On January 20th, 2014, Matt Cutts posted something that many people found was as a bit shocking: he declared that guest blogging for SEO was about to fall apart at the seams. The debate raged until his prediction began to unfold when Google went so far as to penalize MyGuestBlog on March 19th for that very practice. Google was trying to put the lock down on guest blogging as a spam tool, which on the surface made sense. But the most shocking aspect of this was that MyGuestBlog was not designed with spam goals in mind: people were simply using it that way.

The problem that was arising from the guest blog tactic was the approach.

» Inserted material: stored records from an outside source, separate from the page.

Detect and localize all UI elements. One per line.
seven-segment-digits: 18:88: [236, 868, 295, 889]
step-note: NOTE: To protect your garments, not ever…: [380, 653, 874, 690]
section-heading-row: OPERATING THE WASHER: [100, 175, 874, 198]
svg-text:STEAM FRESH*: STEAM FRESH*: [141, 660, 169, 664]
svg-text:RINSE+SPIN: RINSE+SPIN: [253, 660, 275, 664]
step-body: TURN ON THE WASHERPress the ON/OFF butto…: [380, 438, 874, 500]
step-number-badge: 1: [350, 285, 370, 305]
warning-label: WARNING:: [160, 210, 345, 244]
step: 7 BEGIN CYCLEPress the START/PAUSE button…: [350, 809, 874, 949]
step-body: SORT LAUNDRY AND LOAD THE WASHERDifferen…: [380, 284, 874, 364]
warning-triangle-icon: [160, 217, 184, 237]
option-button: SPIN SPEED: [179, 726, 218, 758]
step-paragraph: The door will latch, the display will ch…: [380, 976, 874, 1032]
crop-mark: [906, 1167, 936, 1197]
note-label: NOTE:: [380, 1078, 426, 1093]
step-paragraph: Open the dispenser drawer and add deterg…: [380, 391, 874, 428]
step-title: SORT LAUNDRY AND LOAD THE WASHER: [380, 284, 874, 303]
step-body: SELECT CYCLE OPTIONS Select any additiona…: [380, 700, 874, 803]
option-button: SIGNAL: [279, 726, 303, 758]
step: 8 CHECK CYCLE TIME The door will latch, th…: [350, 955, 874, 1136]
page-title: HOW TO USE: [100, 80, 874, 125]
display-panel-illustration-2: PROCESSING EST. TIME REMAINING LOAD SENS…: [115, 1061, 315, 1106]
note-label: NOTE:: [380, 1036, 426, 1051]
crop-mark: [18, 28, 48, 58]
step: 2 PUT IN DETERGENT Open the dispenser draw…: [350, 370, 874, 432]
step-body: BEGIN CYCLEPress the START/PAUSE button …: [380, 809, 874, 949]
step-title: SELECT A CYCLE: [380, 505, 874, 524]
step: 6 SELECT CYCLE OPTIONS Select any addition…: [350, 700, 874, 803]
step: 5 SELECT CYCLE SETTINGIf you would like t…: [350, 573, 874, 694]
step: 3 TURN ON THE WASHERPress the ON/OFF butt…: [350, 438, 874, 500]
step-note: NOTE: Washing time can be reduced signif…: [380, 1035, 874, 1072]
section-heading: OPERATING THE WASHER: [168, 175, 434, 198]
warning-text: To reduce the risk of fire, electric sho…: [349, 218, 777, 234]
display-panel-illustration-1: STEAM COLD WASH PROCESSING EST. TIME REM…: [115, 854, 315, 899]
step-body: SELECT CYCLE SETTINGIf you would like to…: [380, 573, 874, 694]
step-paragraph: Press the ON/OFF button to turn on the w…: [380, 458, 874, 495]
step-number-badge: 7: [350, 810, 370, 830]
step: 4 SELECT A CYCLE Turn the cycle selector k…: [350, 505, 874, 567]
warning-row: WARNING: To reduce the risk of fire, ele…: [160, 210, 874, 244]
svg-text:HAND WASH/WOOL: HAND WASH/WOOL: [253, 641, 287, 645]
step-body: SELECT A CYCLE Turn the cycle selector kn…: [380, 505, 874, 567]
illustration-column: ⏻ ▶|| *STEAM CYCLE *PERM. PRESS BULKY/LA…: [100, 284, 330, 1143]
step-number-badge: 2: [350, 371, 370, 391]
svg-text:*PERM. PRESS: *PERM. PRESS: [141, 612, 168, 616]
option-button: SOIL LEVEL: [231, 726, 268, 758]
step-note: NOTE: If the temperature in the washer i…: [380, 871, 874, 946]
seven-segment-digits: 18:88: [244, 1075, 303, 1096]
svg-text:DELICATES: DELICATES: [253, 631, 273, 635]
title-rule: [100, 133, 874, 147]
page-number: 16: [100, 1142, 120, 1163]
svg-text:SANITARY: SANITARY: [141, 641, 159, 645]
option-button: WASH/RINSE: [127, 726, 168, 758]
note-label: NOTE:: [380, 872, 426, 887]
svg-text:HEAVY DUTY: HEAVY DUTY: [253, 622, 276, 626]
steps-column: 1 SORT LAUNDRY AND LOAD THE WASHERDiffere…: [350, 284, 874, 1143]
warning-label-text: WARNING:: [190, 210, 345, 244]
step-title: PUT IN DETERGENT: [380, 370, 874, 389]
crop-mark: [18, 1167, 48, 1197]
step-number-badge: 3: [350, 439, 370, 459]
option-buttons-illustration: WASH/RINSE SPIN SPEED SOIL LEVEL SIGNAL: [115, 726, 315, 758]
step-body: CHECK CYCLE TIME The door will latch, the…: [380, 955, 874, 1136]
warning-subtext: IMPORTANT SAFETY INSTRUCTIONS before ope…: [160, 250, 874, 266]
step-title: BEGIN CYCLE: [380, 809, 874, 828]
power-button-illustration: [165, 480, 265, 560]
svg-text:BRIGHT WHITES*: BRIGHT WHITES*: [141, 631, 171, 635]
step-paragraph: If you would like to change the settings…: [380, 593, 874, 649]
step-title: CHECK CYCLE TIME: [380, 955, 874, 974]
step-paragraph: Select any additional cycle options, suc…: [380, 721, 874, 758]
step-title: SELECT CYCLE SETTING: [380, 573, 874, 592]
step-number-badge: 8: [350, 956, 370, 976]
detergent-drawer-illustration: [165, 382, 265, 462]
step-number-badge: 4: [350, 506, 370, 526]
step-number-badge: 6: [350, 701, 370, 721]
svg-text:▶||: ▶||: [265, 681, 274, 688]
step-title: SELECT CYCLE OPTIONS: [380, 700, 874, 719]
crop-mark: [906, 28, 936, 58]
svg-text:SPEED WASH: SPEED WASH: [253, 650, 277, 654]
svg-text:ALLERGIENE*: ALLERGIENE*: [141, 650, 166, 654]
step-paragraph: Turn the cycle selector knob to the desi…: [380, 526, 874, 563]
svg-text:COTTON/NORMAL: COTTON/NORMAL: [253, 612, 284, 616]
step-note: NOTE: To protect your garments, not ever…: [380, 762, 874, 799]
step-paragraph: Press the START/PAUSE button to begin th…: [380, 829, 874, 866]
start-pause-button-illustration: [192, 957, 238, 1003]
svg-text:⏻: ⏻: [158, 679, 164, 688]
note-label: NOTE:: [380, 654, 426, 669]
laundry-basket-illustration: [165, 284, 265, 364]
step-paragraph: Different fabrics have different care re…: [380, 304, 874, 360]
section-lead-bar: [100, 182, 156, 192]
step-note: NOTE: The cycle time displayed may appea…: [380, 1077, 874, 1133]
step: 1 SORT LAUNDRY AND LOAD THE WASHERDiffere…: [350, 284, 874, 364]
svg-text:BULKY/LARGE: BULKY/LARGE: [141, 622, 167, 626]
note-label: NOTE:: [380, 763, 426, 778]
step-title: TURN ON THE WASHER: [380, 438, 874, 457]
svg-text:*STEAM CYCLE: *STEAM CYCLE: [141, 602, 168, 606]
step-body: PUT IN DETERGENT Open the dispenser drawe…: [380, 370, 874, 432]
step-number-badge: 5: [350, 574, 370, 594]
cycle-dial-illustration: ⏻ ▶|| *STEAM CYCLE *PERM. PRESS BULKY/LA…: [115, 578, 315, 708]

People were pursuing maximum domains which led to trouble. In short, by trying to reach maximum domains, the content landed on sites that are deemed weak or bad in the eyes of Google as having actual authority on the subject. In other words, relevance harmed the guest blog with this approach.

Does this mean guest blogging strategies for SEO are officially dead? Not necessarily. Press releases were once used for SEO but have become a criticized practice in recent times. However, they can still allow media to learn about your business which has its benefits. High-authority sites have larger audiences and may lead to increased social shares for your content. This presents the opportunity to receive exposure from other industry audiences and influencers.

If you focus on high authority columns, your boost in reputation and visibility is far more likely when a high authority site publishes your article. The interest drawn toward you as a great blogger has intrinsic value that leads to greater exposure. Though guest blogging is not a primary strategy, it should not necessarily be considered dead either.